Muito antes de existir qualquer comunidade ligada à Arquidiocese no Brasil, já existia uma história que atravessava séculos e continentes.
Antioquia foi uma das maiores cidades do mundo romano e tornou-se um dos principais centros do cristianismo nascente.
Segundo a tradição da Igreja e o testemunho de antigos escritores cristãos, foi em Antioquia que o Apóstolo São Pedro exerceu seu ministério episcopal antes de seguir para Roma.
Por essa razão, Antioquia é reconhecida como uma Sé Apostólica, diretamente ligada à missão dos apóstolos.
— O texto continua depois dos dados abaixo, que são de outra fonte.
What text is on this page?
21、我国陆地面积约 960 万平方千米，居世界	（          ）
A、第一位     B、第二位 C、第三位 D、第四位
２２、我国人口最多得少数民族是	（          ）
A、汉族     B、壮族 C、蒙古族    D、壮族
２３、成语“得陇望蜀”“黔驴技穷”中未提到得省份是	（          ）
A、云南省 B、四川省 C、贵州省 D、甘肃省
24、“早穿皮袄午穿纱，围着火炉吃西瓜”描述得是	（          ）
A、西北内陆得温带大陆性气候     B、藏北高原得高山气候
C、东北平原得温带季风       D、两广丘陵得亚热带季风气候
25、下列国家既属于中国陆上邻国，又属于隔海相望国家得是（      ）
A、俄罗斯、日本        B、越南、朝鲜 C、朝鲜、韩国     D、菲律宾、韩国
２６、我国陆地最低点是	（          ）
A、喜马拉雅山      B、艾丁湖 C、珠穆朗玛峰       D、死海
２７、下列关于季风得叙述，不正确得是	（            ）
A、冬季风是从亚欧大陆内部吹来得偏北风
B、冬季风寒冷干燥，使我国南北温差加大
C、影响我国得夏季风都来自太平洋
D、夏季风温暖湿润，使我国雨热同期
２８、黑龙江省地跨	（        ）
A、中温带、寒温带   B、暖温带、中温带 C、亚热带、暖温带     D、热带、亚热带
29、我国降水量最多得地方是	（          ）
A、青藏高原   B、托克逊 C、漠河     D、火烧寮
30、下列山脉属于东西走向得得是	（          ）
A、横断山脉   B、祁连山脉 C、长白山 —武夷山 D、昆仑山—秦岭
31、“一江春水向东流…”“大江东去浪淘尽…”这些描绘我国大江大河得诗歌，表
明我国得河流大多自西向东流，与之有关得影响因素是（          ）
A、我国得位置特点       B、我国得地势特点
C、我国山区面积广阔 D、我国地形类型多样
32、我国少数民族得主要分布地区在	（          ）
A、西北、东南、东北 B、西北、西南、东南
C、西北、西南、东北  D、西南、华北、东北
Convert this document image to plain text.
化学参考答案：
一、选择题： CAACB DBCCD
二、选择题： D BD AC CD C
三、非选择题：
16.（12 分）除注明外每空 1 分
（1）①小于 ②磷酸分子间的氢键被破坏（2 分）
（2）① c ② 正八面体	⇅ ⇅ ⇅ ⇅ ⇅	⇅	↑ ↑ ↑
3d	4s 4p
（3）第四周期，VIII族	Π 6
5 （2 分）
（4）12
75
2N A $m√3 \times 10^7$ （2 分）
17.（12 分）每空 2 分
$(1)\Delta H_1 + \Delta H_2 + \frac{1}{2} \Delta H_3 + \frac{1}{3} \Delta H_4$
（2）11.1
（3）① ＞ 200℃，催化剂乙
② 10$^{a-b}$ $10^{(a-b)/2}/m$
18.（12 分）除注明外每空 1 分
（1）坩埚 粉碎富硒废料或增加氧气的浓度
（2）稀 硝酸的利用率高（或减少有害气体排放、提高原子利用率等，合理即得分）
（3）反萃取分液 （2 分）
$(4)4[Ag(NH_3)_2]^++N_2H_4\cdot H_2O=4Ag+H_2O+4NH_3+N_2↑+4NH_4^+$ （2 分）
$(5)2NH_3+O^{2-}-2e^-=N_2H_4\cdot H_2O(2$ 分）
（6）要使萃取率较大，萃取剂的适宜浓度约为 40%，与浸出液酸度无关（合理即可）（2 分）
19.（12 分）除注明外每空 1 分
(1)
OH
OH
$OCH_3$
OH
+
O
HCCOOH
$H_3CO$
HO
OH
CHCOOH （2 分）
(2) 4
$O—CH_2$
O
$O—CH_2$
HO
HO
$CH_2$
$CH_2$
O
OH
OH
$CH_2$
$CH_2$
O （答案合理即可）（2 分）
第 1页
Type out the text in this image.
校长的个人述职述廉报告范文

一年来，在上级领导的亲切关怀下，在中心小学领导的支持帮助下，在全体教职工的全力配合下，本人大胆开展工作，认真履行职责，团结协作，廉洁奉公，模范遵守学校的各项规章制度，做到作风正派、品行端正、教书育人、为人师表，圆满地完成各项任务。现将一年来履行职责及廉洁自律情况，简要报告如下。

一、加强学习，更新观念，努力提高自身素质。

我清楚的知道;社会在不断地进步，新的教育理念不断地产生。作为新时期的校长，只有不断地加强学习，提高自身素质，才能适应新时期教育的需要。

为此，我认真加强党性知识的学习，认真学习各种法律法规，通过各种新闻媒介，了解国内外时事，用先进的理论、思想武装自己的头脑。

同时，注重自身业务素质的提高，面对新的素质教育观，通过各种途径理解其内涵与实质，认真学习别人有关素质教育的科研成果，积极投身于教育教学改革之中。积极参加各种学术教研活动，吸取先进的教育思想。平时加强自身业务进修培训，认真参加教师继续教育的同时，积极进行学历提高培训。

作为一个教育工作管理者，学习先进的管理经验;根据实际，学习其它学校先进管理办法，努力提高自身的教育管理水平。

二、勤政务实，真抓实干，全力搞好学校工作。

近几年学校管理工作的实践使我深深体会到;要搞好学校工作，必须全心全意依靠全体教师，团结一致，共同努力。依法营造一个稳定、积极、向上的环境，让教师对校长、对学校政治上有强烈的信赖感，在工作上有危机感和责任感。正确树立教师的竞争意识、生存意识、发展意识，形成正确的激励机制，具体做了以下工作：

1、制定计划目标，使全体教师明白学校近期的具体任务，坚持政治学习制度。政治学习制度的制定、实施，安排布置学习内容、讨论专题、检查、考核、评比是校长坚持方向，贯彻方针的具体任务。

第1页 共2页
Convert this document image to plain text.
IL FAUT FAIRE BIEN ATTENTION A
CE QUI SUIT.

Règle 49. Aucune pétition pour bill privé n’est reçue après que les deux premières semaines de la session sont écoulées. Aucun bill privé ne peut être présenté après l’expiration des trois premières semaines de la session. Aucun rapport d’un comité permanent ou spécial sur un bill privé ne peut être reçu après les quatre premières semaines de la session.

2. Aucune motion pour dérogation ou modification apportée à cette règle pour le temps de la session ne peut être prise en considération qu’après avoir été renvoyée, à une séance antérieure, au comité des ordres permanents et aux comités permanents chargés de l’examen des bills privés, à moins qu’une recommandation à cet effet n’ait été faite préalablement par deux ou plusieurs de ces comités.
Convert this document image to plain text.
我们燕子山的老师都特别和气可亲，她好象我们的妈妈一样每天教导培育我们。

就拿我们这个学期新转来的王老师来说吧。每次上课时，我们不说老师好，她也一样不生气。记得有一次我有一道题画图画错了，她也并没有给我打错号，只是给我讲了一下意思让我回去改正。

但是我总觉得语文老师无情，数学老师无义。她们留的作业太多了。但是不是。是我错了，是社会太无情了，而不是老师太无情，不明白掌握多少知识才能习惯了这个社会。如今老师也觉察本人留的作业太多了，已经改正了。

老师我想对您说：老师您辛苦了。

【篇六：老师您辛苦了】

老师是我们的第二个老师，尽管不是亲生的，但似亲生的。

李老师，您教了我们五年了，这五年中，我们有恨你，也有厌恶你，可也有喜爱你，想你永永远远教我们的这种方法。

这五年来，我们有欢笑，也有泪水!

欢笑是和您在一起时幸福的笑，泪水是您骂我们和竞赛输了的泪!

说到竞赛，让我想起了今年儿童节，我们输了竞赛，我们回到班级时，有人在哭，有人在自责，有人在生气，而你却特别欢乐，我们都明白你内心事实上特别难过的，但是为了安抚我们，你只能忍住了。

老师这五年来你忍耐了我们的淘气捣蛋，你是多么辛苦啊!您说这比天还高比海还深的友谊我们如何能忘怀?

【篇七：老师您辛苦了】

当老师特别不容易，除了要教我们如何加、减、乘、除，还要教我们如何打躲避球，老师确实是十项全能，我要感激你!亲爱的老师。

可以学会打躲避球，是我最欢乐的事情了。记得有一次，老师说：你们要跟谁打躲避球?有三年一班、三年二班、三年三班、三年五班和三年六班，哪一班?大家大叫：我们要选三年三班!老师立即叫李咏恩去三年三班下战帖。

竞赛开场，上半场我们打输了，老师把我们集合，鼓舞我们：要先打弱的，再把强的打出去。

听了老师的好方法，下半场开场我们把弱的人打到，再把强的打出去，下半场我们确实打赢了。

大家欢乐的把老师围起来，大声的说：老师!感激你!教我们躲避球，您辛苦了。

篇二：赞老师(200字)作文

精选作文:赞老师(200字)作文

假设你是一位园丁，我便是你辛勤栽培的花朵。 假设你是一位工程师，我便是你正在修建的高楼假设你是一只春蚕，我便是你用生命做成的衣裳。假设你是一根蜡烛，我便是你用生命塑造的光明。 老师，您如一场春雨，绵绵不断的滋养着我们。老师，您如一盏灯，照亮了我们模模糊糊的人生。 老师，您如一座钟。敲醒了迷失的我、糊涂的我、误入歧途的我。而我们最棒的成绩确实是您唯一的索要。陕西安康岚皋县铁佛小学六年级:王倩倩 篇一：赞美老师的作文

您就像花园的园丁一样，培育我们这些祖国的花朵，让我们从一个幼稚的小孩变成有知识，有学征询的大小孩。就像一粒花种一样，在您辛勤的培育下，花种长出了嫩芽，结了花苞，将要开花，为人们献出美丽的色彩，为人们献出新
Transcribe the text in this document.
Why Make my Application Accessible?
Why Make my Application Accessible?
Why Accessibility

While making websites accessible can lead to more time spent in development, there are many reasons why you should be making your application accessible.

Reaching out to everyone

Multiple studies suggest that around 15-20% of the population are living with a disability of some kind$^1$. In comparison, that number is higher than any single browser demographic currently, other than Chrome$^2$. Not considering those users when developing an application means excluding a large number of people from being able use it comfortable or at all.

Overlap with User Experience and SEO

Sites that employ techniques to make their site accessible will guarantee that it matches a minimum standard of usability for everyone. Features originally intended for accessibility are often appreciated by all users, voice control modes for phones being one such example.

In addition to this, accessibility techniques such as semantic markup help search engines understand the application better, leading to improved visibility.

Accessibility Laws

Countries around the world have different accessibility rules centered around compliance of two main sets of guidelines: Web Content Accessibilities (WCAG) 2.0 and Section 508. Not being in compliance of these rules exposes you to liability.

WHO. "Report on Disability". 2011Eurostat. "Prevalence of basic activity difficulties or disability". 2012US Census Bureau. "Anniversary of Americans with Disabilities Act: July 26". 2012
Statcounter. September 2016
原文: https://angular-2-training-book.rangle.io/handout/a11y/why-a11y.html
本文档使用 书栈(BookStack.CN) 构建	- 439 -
Historiadores confiáveis, como Orígenes (256 d.C.), Eusébio de Cesareia (340 d.C.), São João Crisóstomo (407 d.C.), São Jerônimo (420 d.C.) e São Severo de Antioquia (538 d.C.), concordam unanimemente que o apóstolo Pedro foi o primeiro bispo — ou patriarca — de Antioquia, na Síria, estabelecendo ali sua sé apostólica.
Eusébio de Cesareia afirma: “No quarto ano após a Ascensão de Cristo, Pedro pregou a palavra do Senhor em Antioquia, a grande capital, e tornou-se seu primeiro bispo.” São Jerônimo dedicou o dia 22 de fevereiro, em seu calendário anual de festas, à fundação da Sé de São Pedro Apóstolo em Antioquia e em Roma — data que a Igreja Romana continua celebrando até hoje.
Essa sucessão apostólica permanece como um dos pilares da identidade da Igreja Siríaca Ortodoxa de Antioquia. A fé que hoje é celebrada não é compreendida como uma criação recente, mas como continuidade da fé transmitida pelos apóstolos.
Inácio de Antioquia — também chamado O Teóforo (“o Portador de Deus”) e, em fontes siríacas ortodoxas, apelidado de Nurono (“o Iluminador”) — foi, segundo o historiador Eusébio de Cesareia, o terceiro bispo da Igreja de Antioquia, entre os anos 68 e 107.
Um dos padres apostólicos — os mais antigos pais da Igreja, que viveram no primeiro século e conheceram os próprios apóstolos —, Inácio desempenhou papel crucial na história do cristianismo e na tradição eclesiástica. Antes de sofrer o martírio em Roma, escreveu uma série de cartas às igrejas locais da Grécia e da Ásia, nas quais combatia os movimentos heterodoxos que se espalhavam entre os cristãos.
Em seus escritos, ressaltou a unidade e a universalidade dos cristãos ortodoxos — sendo o primeiro a empregar as expressões “Igreja Católica” e “Cristianismo”. Seu testemunho permanece como uma das mais importantes vozes do cristianismo dos primeiros séculos.
São Pedro funda a Igreja em Antioquia. Os discípulos são chamados cristãos pela primeira vez. A fé apostólica começa a ser transmitida.
Discípulo da geração apostólica, Santo Inácio escreve cartas que se tornam pilares da teologia cristã sobre a Eucaristia, a unidade e o episcopado.
Grande patriarca e teólogo, São Severo de Antioquia preserva e aprofunda a tradição ortodoxa oriental. Sua influência permanece viva na liturgia e teologia da Igreja.
A mesma fé recebida dos apóstolos continua viva na liturgia, nos sacramentos, na oração e nas comunidades que formam a Arquidiocese Siríaca Ortodoxa de Antioquia no Brasil.
A Arquidiocese Siríaca Ortodoxa de Antioquia existe para manter viva essa herança apostólica em território brasileiro.
Sua missão não é apenas recordar uma história antiga, mas permitir que essa tradição continue sendo vivida, celebrada e transmitida às novas gerações.
Assim, a ligação entre Antioquia e o Brasil não é apenas histórica. Ela é espiritual. A mesma fé recebida dos apóstolos continua viva na liturgia, nos sacramentos, na oração e na vida das comunidades que hoje fazem parte desta Arquidiocese.
A mesma fé recebida dos apóstolos continua viva na liturgia, nos sacramentos e na vida das comunidades.